Do centro de Viana do Castelo até à lagoa percorrem-se pouco mais de 15 quilómetros, o que facilita o acesso por quem procura locais de ar livre próximos da cidade. No entanto, o aumento de visitantes tem trazido problemas que condicionam tanto a experiência dos utentes como a vida dos moradores da área.
Problemas registados e respostas das autoridades
As queixas mais frequentes referem-se ao lixo deixado no local e ao estacionamento indevido junto à Estrada Nacional 305. Em diversas ocasiões a GNR deslocou-se ao local para controlar o trânsito e autuar veículos; segundo os relatos, foram aplicadas multas a dezenas de viaturas. Perante a situação, a Junta de Freguesia organizou ações de limpeza que contaram com a participação de voluntários.
- Problemas: lixo, estacionamento indevido, pressão sobre o espaço natural.
- Ações: intervenções da GNR, multas, ações de limpeza promovidas pela Junta de Freguesia com voluntários.
- Origem da procura: visibilidade nas redes sociais a partir de 2024.
| Item | Descrição |
|---|---|
| Localização | Estrada Nacional 305, Serra d'Arga (Freixieiro de Soutelo) |
| Distância a Viana | pouco mais de 15 km |
| Consequências | lixo, estacionamento indevido, necessidade de fiscalização |
Para os habitantes das zonas próximas, a pressão turística traduz-se em incómodo e riscos rodoviários nas imediações da EN305, além de potenciais danos ao património natural da lagoa se não forem adotadas medidas de gestão do território.
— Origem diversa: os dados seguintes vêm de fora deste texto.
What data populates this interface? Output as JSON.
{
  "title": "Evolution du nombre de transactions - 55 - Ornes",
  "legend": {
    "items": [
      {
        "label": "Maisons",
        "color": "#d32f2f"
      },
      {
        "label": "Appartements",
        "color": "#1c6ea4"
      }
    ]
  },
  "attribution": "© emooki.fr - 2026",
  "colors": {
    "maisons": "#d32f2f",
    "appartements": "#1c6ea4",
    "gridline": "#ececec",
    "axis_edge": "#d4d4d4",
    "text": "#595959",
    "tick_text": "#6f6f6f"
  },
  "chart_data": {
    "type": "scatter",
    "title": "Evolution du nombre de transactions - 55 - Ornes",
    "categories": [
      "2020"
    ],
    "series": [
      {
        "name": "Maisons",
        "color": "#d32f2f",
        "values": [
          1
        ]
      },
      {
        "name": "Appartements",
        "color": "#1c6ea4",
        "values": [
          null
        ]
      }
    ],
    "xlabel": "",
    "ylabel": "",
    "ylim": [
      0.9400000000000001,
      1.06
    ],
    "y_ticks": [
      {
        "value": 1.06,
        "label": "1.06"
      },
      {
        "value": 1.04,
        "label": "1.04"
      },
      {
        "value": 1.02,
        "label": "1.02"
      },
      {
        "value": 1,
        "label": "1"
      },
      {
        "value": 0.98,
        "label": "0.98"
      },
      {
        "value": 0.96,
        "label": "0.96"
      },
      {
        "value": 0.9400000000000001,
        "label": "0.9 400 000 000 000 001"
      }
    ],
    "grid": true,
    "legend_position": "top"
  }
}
Para os visitantes, a presença de lixo e a falta de condições ordenadas podem comprometer a segurança e a qualidade da experiência.
Que medidas podem ser necessárias?
O cenário aponta para a necessidade de uma resposta coordenada entre a Câmara Municipal, a Junta de Freguesia, a GNR e entidades ambientais: sinalética, reforço da fiscalização e campanhas de sensibilização são medidas que já aparecem associadas a situações semelhantes noutros pontos do país. A participação de voluntários em ações de limpeza demonstra disponibilidade comunitária, mas as intervenções pontuais não substituem soluções permanentes de ordenamento e gestão do espaço.
Enquanto não houver respostas estruturadas, a Lagoa da Esturranha continuará a atrair visitantes e a gerar conflitos de uso. Aos residentes resta acompanhar as ações das instituições competentes e reclamar medidas que protejam tanto o ambiente como a segurança viária e a qualidade de vida local.